Green 2 is generally reserved for obvious pass situations. It allows the defense to “put a tent” on top of the defense while having the CBs sink and protect the safeties more. Generally the safeties will align a bit deeper presnap, as will the MIKE so that he can better cover the hole. The CBs may press or jam the initial release to disrupt the timing of the route, however, after that they will go into more of a trail coverage underneath the receiver (if the receiver releases inside, the CB will just continue to sink into his zone). Rather than the CB’s zone being the flat, it will be more of an out, or right at the sticks. This gives up the flat, but allows the defense to take away over the top routes and rally around any pass short of the first down.
Red 2 is a redzone variant of Cover 2. Because there is less of a threat of being beaten over the top, the safeties can play more flat footed and play a shuffle technique rather than sinking immediately at the snap. This allows them to be more involved in the run game and helps take away quick inward routes like slants and digs.
The CBs will generally play a soft squat technique so that they can carry and defend the fade route, much like they would in Cover 4.
The LBs must be able to play their zones quicker than usual, as many play designs in this area will be quicker. This means that the OLBs may need to widen so they can better defend the hook and seam throws. It also means the MIKE needs to react immediately to any threat moving inside the hook/seam defender and carry that receiver all the way through his route to avoid getting caught hitting a seam against a safety that is looking slant, for instance.
A lot of teams like to bring pressure but have concerns about having to overhaul their coverage in order to do so (or simply doing things they are incapable of, such as tight man). Cover 2 allows you to bring up to a 5 man pressure and still maintain a two-high look with the coverage of 4 underneath defenders. The CBs maintain their flat responsibilities, while the OLBs cover the curl/hook zones. Obviously, this can be a bit weaker up the middle, but if pressure gets home, the offense won’t have time to react, and the coverage on the backend remains consistent, allowing for a high level of execution if this is your base D.

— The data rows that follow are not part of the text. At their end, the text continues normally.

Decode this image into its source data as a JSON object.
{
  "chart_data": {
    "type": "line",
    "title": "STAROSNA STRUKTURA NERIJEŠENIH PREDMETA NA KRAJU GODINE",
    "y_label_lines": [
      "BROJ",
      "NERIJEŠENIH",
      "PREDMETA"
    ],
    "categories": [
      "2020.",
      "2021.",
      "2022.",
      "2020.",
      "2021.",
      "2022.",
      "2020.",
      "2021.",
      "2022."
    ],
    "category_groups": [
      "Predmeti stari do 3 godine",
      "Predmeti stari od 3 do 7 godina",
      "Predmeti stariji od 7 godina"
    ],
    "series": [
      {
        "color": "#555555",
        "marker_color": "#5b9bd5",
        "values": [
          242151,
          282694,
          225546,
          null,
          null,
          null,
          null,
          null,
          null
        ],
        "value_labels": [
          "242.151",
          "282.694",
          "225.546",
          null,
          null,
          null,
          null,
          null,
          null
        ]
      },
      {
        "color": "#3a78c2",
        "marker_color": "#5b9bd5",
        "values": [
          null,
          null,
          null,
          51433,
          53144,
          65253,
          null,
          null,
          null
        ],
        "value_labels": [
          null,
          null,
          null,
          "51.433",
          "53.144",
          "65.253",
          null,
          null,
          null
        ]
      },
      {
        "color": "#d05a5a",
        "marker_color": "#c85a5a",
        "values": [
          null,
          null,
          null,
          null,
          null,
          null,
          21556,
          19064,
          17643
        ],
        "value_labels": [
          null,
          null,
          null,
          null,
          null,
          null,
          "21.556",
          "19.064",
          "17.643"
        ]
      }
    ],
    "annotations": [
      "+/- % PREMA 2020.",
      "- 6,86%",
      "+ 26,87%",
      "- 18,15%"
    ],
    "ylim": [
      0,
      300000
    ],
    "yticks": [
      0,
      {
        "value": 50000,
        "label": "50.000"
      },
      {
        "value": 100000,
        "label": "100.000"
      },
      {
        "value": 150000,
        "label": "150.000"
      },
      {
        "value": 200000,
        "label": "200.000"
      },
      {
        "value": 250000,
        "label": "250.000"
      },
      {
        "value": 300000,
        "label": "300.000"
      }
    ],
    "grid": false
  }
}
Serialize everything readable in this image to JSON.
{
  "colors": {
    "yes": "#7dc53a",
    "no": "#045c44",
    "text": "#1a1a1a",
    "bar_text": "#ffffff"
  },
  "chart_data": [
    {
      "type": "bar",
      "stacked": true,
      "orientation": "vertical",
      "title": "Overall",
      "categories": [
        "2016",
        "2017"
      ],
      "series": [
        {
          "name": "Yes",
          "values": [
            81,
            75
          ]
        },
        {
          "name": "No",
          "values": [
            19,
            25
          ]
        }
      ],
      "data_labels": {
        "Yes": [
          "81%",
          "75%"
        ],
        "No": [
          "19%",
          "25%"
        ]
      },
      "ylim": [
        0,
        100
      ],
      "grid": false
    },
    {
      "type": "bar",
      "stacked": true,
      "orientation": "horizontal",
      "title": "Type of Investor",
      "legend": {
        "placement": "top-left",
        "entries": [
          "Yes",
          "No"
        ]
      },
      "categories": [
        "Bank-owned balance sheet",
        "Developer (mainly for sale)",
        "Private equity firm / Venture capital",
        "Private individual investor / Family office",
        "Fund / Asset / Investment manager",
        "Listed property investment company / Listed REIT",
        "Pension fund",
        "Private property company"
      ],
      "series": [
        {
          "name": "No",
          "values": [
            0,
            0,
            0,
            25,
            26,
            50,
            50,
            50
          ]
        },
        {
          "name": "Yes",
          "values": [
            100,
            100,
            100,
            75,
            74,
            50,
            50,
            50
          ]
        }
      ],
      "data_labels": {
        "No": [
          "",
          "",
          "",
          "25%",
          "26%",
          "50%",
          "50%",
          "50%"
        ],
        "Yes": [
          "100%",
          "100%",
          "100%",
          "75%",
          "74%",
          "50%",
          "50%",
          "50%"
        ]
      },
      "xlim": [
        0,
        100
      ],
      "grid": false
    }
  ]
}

Another option off of the blitz is to simply rotate the coverage to the blitz. This is often the case when DB gets involved in the pressure package. For instance, if a CB is coming from the boundary, you can buzz the boundary safety to cover the flat to that side, while the field safety rotates over the top and the far CB or nickel drops into a deep half. The remaining defender to the far side will then cover the flat zone, as seen below.
One of the benefits of a two high coverage is that it allows you to split the field in half and run essentially any combination of two high coverage (Cover 0, Cover 2, and Cover 4). This means you might run trap to the boundary and a standard Cover 2 to the field.

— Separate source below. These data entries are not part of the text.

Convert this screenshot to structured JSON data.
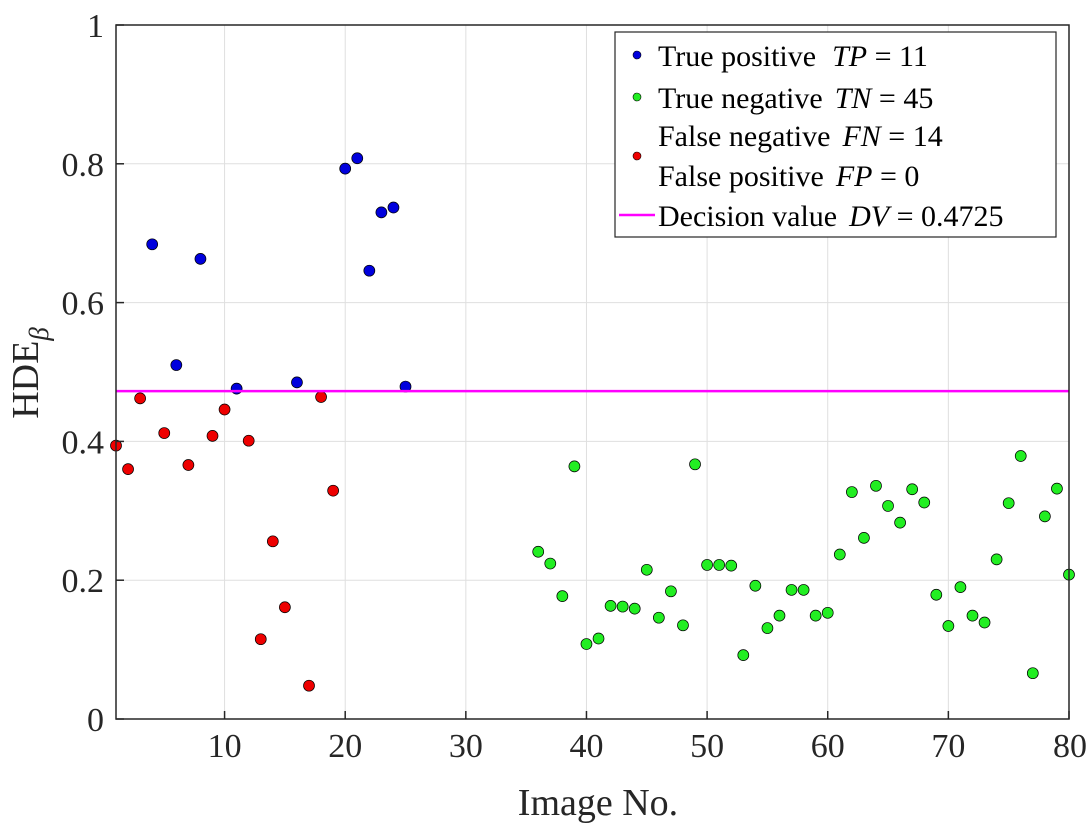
{
  "chart_data": {
    "type": "scatter",
    "title": "",
    "xlabel": "Image No.",
    "ylabel": "HDE",
    "ylabel_subscript": "β",
    "xlim": [
      1,
      80
    ],
    "ylim": [
      0,
      1
    ],
    "xticks": [
      10,
      20,
      30,
      40,
      50,
      60,
      70,
      80
    ],
    "yticks": [
      0,
      0.2,
      0.4,
      0.6,
      0.8,
      1
    ],
    "ytick_labels": [
      "0",
      "0.2",
      "0.4",
      "0.6",
      "0.8",
      "1"
    ],
    "grid": true,
    "legend_position": "top-right",
    "colors": {
      "true_positive": "#0000dd",
      "true_negative": "#22ee22",
      "false_negative": "#ee0000",
      "decision": "#ff00ff",
      "axis": "#262626"
    },
    "series": [
      {
        "name": "True positive",
        "legend_label": "True positive",
        "stat_symbol": "TP",
        "stat_value": "11",
        "color": "#0000dd",
        "points": [
          [
            4,
            0.684
          ],
          [
            6,
            0.51
          ],
          [
            8,
            0.663
          ],
          [
            11,
            0.476
          ],
          [
            16,
            0.485
          ],
          [
            20,
            0.793
          ],
          [
            21,
            0.808
          ],
          [
            22,
            0.646
          ],
          [
            23,
            0.73
          ],
          [
            24,
            0.737
          ],
          [
            25,
            0.479
          ]
        ]
      },
      {
        "name": "True negative",
        "legend_label": "True negative",
        "stat_symbol": "TN",
        "stat_value": "45",
        "color": "#22ee22",
        "points": [
          [
            36,
            0.241
          ],
          [
            37,
            0.224
          ],
          [
            38,
            0.177
          ],
          [
            39,
            0.364
          ],
          [
            40,
            0.108
          ],
          [
            41,
            0.116
          ],
          [
            42,
            0.163
          ],
          [
            43,
            0.162
          ],
          [
            44,
            0.159
          ],
          [
            45,
            0.215
          ],
          [
            46,
            0.146
          ],
          [
            47,
            0.184
          ],
          [
            48,
            0.135
          ],
          [
            49,
            0.367
          ],
          [
            50,
            0.222
          ],
          [
            51,
            0.222
          ],
          [
            52,
            0.221
          ],
          [
            53,
            0.092
          ],
          [
            54,
            0.192
          ],
          [
            55,
            0.131
          ],
          [
            56,
            0.149
          ],
          [
            57,
            0.186
          ],
          [
            58,
            0.186
          ],
          [
            59,
            0.149
          ],
          [
            60,
            0.153
          ],
          [
            61,
            0.237
          ],
          [
            62,
            0.327
          ],
          [
            63,
            0.261
          ],
          [
            64,
            0.336
          ],
          [
            65,
            0.307
          ],
          [
            66,
            0.283
          ],
          [
            67,
            0.331
          ],
          [
            68,
            0.312
          ],
          [
            69,
            0.179
          ],
          [
            70,
            0.134
          ],
          [
            71,
            0.19
          ],
          [
            72,
            0.149
          ],
          [
            73,
            0.139
          ],
          [
            74,
            0.23
          ],
          [
            75,
            0.311
          ],
          [
            76,
            0.379
          ],
          [
            77,
            0.066
          ],
          [
            78,
            0.292
          ],
          [
            79,
            0.332
          ],
          [
            80,
            0.208
          ]
        ]
      },
      {
        "name": "False negative",
        "legend_label": "False negative",
        "stat_symbol": "FN",
        "stat_value": "14",
        "color": "#ee0000",
        "points": [
          [
            1,
            0.394
          ],
          [
            2,
            0.36
          ],
          [
            3,
            0.462
          ],
          [
            5,
            0.412
          ],
          [
            7,
            0.366
          ],
          [
            9,
            0.408
          ],
          [
            10,
            0.446
          ],
          [
            12,
            0.401
          ],
          [
            13,
            0.115
          ],
          [
            14,
            0.256
          ],
          [
            15,
            0.161
          ],
          [
            17,
            0.048
          ],
          [
            18,
            0.464
          ],
          [
            19,
            0.329
          ]
        ]
      },
      {
        "name": "False positive",
        "legend_label": "False positive",
        "stat_symbol": "FP",
        "stat_value": "0",
        "color": "#ee0000",
        "points": []
      }
    ],
    "decision_line": {
      "legend_label": "Decision value",
      "stat_symbol": "DV",
      "stat_value": "0.4725",
      "value": 0.4725,
      "color": "#ff00ff"
    }
  }
}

It may mean you run Cover 2 to the boundary and Cover 4 MOD to the field in what is often referred to as Cover 6.
If you want more of a man-to-man look that maintains two-high principles, you can run MEG on one side and trap on the other.
It could mean you send the CB on a blitz the edge and play Cover 4 behind that (treat the TE as #2 and peal either with the CB or a DE on any RB release in that direction).